Jets' Adam Gase had an interesting way of complimenting Julian Edelman

The New England Patriots have sustained success over the past twenty years by maintaining continuity.

So much continuity, in fact, that Adam Gase feels like they're creating clones.

The New York Jets head coach was asked Thursday if Patriots wide receiver Julian Edelman reminded him of a certain player. Gase went the expected route -- with an amusing twist.

"Either Wes (Welker) or Danny (Amendola)," Gase said in a conference call with New England media. "I mean, it's like they're cloning guys up there, it feels like sometimes."

Gase is hardly the first to make this comparison: All three wideouts have similar builds (5-foot-11 or shorter, 195 pounds or lighter) and have been target hogs in the Patriots' offense.

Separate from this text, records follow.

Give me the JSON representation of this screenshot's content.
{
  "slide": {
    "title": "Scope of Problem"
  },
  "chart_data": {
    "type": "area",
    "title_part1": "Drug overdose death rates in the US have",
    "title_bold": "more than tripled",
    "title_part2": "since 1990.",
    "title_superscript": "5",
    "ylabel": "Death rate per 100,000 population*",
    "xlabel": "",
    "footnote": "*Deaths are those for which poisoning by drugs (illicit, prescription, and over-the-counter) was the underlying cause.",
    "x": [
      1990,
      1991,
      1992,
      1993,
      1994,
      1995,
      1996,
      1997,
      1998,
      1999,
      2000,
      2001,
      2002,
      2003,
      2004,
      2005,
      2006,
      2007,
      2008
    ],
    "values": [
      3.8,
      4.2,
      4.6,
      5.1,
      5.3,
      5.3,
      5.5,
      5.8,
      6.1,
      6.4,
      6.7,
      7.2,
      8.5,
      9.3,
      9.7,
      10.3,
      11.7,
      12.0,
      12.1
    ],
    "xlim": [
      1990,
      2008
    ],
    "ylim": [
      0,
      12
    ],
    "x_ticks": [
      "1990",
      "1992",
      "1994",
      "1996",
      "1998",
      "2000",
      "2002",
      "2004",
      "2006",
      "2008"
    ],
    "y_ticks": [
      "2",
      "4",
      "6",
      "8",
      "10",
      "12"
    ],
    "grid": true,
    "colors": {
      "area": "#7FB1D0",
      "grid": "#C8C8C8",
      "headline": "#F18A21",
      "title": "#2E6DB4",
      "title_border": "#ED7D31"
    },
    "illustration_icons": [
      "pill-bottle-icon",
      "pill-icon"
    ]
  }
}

Welker was Edelman's predecessor as Tom Brady's favorite slot receiver, amassing 672 catches over six seasons in New England from 2007 to 2012. Edelman immediately flourished after Welker's departure, catching 105 passes for 1,056 yards in 2013.

And when Edelman went down in 2017 with a torn ACL? Amendola stepped right in with 61 catches for 659 yards.

Edelman has blossomed into much more than just a Welker clone, though, and should be a handful for the Jets on Monday night.

"What makes him such a tough cover is he does a great job with the stem of his routes," Gase added. "The way he plays every play, he plays extremely hard. He makes things look the same. He does a great job after he gets the ball of getting vertical. His run-after-catch has really been something that he's created a lot of yards. There's so much he can do, inside and outside."

" ... He does exactly what those guys need him to do."